Mostrando postagens com marcador peru indutivista. Mostrar todas as postagens
Mostrando postagens com marcador peru indutivista. Mostrar todas as postagens

12 de fevereiro de 2011

Crenças Céticas XI - A avestruz cética e o peru indutivista.


Era uma vez uma avestruz cética e um peru indutivista. Viviam uma vida tranqüila, em uma pacata fazenda modelo perdida no sertão do Mato Grosso. A avestruz e o peru gostavam de se envolver em discussões sobre a vida de outros animais na fazenda para aproveitar melhor o tempo.

Formavam uma dupla porque pensavam parecido. A avestruz não acreditava em nada. Dizia todos os dias:

"Comer sementes e pisar o chão, eis nossa razão!

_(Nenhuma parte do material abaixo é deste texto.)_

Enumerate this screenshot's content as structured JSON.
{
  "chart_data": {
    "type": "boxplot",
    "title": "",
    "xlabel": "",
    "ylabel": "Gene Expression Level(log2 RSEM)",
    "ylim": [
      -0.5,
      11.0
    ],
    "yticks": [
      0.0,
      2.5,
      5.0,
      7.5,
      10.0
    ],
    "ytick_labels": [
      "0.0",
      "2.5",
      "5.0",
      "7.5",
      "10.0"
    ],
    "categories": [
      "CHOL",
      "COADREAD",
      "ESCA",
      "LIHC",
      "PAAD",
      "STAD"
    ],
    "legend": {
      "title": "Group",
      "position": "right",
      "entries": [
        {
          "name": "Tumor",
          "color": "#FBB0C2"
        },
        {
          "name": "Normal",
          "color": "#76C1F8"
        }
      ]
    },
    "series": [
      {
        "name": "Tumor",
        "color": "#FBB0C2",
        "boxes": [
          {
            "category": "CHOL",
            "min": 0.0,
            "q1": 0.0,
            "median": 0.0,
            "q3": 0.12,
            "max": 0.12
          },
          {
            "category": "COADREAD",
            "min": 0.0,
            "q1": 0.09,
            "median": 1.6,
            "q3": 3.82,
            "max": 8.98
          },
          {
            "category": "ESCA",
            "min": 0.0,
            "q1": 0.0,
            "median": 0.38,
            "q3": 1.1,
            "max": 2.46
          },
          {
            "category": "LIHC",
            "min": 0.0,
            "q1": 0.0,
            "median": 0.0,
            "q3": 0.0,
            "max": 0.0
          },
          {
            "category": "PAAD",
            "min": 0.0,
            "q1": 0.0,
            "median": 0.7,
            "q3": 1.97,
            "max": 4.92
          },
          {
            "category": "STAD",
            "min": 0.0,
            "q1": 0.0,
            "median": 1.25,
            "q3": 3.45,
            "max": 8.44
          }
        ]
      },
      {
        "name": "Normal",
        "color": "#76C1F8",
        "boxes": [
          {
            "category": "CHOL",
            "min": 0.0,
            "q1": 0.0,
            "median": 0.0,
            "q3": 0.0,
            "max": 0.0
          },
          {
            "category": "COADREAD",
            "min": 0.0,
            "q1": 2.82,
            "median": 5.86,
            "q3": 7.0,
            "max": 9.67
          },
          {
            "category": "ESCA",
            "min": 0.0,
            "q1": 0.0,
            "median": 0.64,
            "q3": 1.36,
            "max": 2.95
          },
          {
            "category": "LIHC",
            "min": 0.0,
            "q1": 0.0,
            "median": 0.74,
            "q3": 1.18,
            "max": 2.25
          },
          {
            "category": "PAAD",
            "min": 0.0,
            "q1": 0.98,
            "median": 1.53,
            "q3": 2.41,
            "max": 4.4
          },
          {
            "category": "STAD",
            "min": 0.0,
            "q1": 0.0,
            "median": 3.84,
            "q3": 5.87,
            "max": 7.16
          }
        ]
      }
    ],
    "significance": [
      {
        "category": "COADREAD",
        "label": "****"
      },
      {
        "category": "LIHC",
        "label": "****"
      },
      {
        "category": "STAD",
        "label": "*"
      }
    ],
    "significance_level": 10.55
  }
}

Nada há além disso!"

O peru acreditava em poucas coisas além do que via freqüentemente, mas não era igual à avestruz em um ponto: ele achava que podia decidir entre o que era verdade e o que não era. Além disso, era muito observador e notava outras coisas ao redor dele.

Ele percebeu que o sol se levantava todos os dias pouco depois do galo cantar, e se punha quando as galinhas iam dormir. Achava que isso sempre acontecia, pois ele era indutivista em seu jeito de pensar. Nunca tinha testemunhado um dia em que o sol não houvesse nascido. 

Comentou isso com a avestruz:

"Veja como posso prever o que quiser: amanhã bem cedo, o galo vai cantar e, à tarde, as galinhas vão dormir."

A avestruz não era muito curiosa, nem com seus próprios pensamentos, nem com o dos outros. Achava uma perda de tempo ficar pensando muito, já que nada mais além de pisar o chão e comer folhas de árvores e arbustos havia para se fazer. Mas estava um tanto entediada de dizer sempre a mesma coisa e resolveu dar atenção ao peru.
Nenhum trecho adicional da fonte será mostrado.